Not all fossil fuels are created equal — at least with respect to their carbon footprint.
The good news is the U.S. has been transitioning away from more carbon-intensive to less carbon-intensive fossil fuels. The bad news is that neither the media nor environmentalists seem to care.
According to the U.S. Energy Information Administration, a branch of the U.S. Department of Energy, burning coal produces between 205.7 and 228.6 pounds — depending on the type of coal — of CO2 emitted per million British thermal units (BTUs) of energy.
Diesel fuel and heating oil produce 161.3 pounds of CO2 per million BTUs, while gasoline comes in at 157.2 and propane 139.0 pounds/million BTUs.
Natural gas is the clear winner: 117 pounds/million BTUs — nearly half that of coal.
So if the policy goal is to reduce carbon emissions while ensuring that the country has the energy it needs to spur and support economic growth, we would be using more natural gas and less coal. And that's exactly what's been happening — thanks to innovation and the free market.
The EIA points out that in the late 1980s coal was responsible for nearly 60% of U.S. electricity generation, while natural gas produced about 10%. Nuclear power registered about 20% and hydropower 10%.
By 2016 natural gas was up to 33% and coal was down to 32%.
As a result, U.S. carbon emissions for the first six months of 2016 declined to their lowest point since 1991, when there was 70 million fewer Americans. When all greenhouse gas emissions are included, we're still at the lowest point since 1993.
Even more importantly, the economy was growing during most of that decline. A growing economy is usually associated with more CO2 emissions, not less.
The big driver behind the emissions decline was innovation and the market.
The U.S. had peaked on natural gas production until the advent of hydraulic fracturing, or "fracking," which vastly expanded the country's retrievable natural gas resources. As production increased, growing supplies put downward pressure on prices, making gas a better deal than coal for many power generators. As power plants began shifting to natural gas, carbon emissions dropped — at least in most years.
But there's more. Not all crude oil is created equal either. There is heavy, bituminous crude oil that comes from California, and even more so from the tar sands of Canada. And there's what's called light sweet crude, which is much less carbon intensive.
The fracking process, which allows producers to extract crude oil from deep shale formations, now accounts for 52% of U.S. crude oil production. That shale oil — known as "light tight oil" — has a lower carbon footprint than tar sands oil.
Thus, to the extent that fracking can increase access to natural gas and light crude, displacing the need for coal and heavy crude oil, U.S. carbon emissions should continue to decline.
Ironically, instead of cheering these trends, environmentalists ignore them, doing all they can to encourage state legislatures and city councils to limit or prohibit fracking — even though only 14 states actually have a significant amount of fracking, according to Governing Magazine.

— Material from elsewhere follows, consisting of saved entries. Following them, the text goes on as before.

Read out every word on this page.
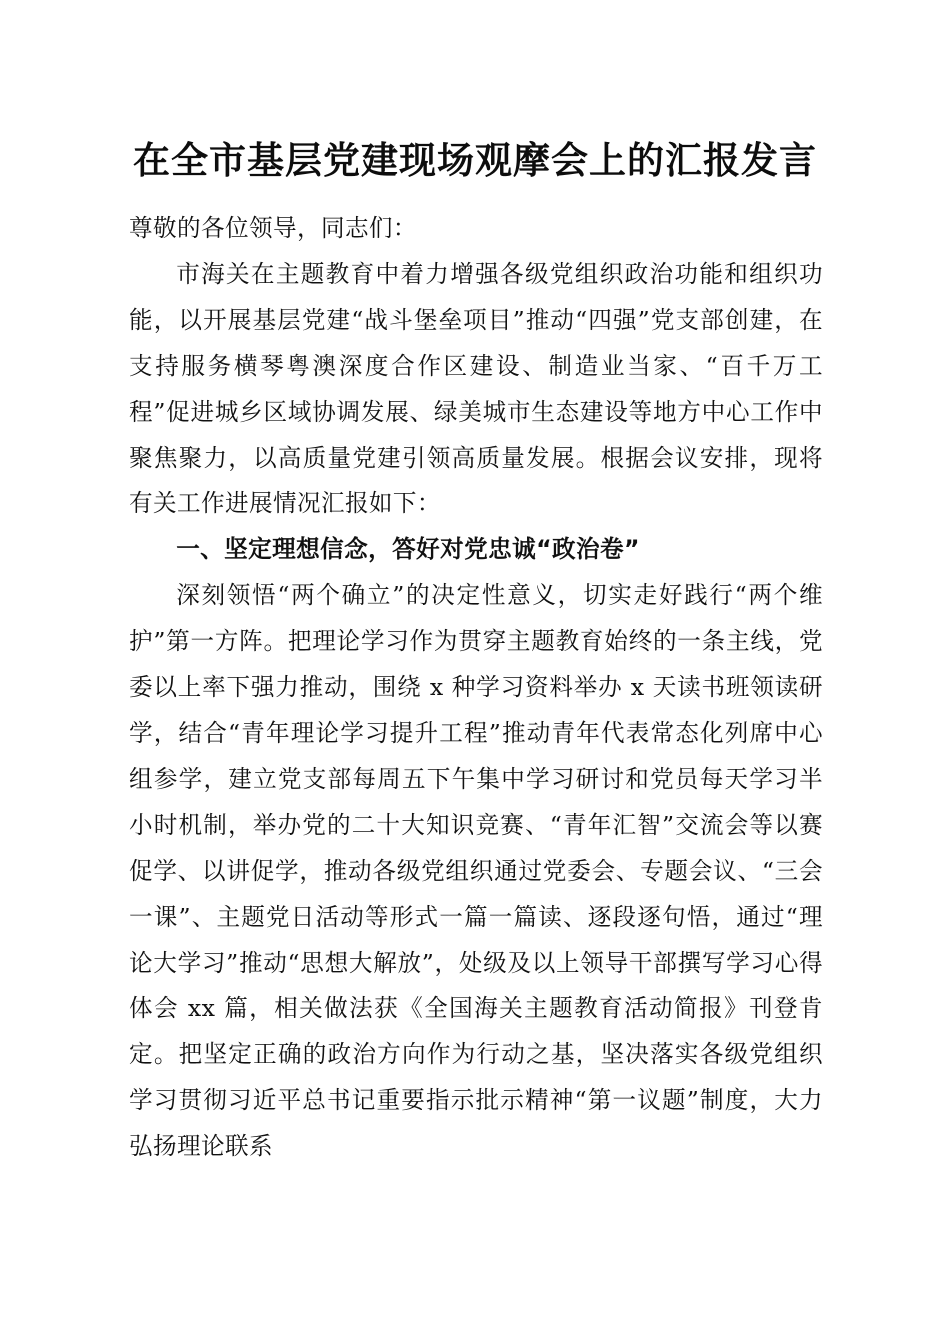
在全市基层党建现场观摩会上的汇报发言

尊敬的各位领导，同志们：

市海关在主题教育中着力增强各级党组织政治功能和组织功能，以开展基层党建“战斗堡垒项目”推动“四强”党支部创建，在支持服务横琴粤澳深度合作区建设、制造业当家、“百千万工程”促进城乡区域协调发展、绿美城市生态建设等地方中心工作中聚焦聚力，以高质量党建引领高质量发展。根据会议安排，现将有关工作进展情况汇报如下：

一、坚定理想信念，答好对党忠诚“政治卷”

深刻领悟“两个确立”的决定性意义，切实走好践行“两个维护”第一方阵。把理论学习作为贯穿主题教育始终的一条主线，党委以上率下强力推动，围绕 x 种学习资料举办 x 天读书班领读研学，结合“青年理论学习提升工程”推动青年代表常态化列席中心组参学，建立党支部每周五下午集中学习研讨和党员每天学习半小时机制，举办党的二十大知识竞赛、“青年汇智”交流会等以赛促学、以讲促学，推动各级党组织通过党委会、专题会议、“三会一课”、主题党日活动等形式一篇一篇读、逐段逐句悟，通过“理论大学习”推动“思想大解放”，处级及以上领导干部撰写学习心得体会 xx 篇，相关做法获《全国海关主题教育活动简报》刊登肯定。把坚定正确的政治方向作为行动之基，坚决落实各级党组织学习贯彻习近平总书记重要指示批示精神“第一议题”制度，大力弘扬理论联系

The problem is that clean energy sources pushed by environmentalists — wind, solar, biomass — currently replace only about 7% of the energy needed to drive our electricity generating plants. And they have almost no impact on cars and trucks, and especially heavy equipment.
Clean energy cannot replace fossil fuels today, and probably won't for decades — if then.
Thus the nation's policy should be to support "bridge fuels" — i.e., cleaner-burning fossil fuels — made possible and plentiful by fracking. Environmentalists used to acknowledge the need for bridge fuels, but most no longer do. They see all fossil fuels as created equal, which is manifestly — and more importantly, scientifically — incorrect.
The U.S. has made more progress in cutting its carbon footprint then nearly all of the countries that publicly criticize us. And we've done it by embracing innovation and the free market — and fossil fuels.